Infill development in Salt Lake City typically creates more units than it demolishes (e.g. three million-dollar townhomes on a lot formerly occupied by a large single-family home).
The proposed development at 200 South and Lincoln Street is another example. Its nine legally-recognized units would have been replaced by townhomes providing 16 apartments. Whether the new development would have housed more people is unclear, given the actual use of the nine existing units.
But what is clear is that under the current housing loss mitigation ordinance, no fees for loss of units would be paid. Nor would those “naturally occurring” affordable units be replaced.
The RMF-30 public hearing seemed to concretize the City Council’s unease with passing the zoning rules without a more comprehensive package of housing reforms.
Preservationists and affordable housing advocates seem to have carried the day.
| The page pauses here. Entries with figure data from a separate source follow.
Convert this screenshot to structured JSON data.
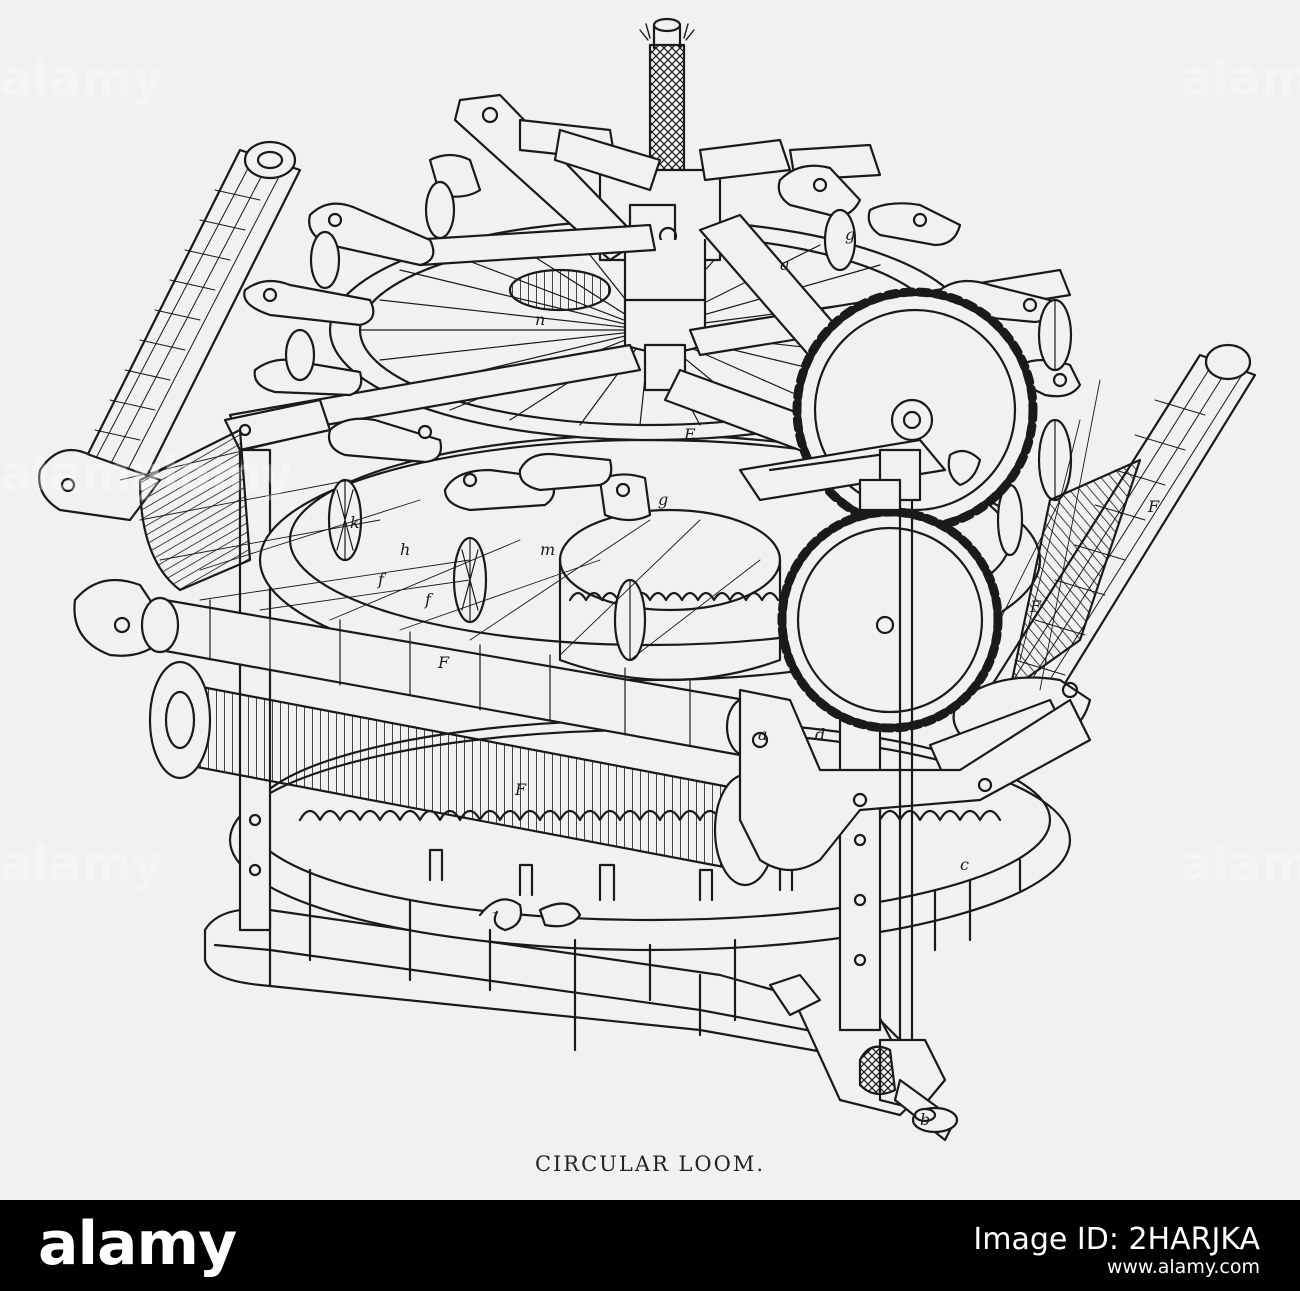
{
  "caption": "CIRCULAR LOOM.",
  "watermark_text": "alamy",
  "stock_bar": {
    "logo": "alamy",
    "image_id": "Image ID: 2HARJKA",
    "url": "www.alamy.com"
  },
  "figure_letters": [
    "E",
    "F",
    "F",
    "F",
    "F",
    "g",
    "g",
    "h",
    "k",
    "m",
    "n",
    "c",
    "a",
    "b",
    "d",
    "a",
    "f",
    "f"
  ],
  "colors": {
    "paper": "#f2f1ef",
    "ink": "#1a1a1a",
    "stock_bar": "#000000",
    "stock_text": "#ffffff"
  }
}
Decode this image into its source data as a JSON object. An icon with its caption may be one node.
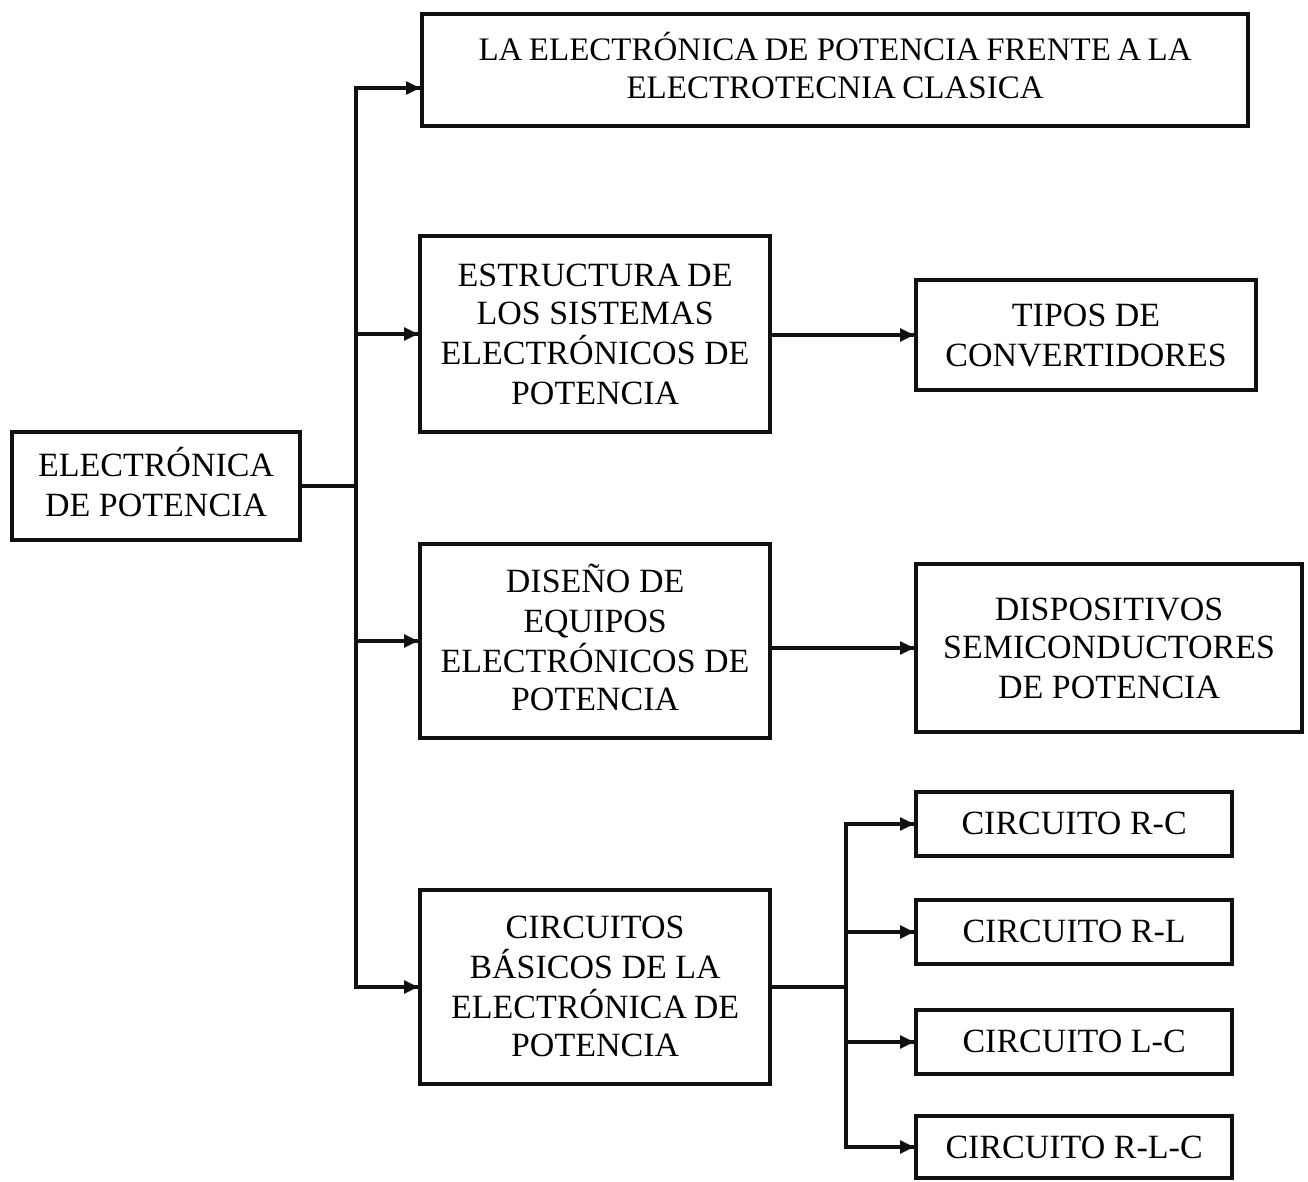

Cromer offered the council an analogy expressed in development terms:
“There are skill sets and sequencing involved in creating housing. The framers and the roofers have to show up. Then the electricians and plumbers. Of course someone had to figure out how to pay for their efforts in the first place.
When the project starts to resemble housing, the drywallers come in. The drywall is one of the final steps. And in this story the drywallers are like the planners in the case of the RMF-30.
The planners showed up and delivered on this project. The framework and the financing are completely missing. The planners showed up and nobody else did.”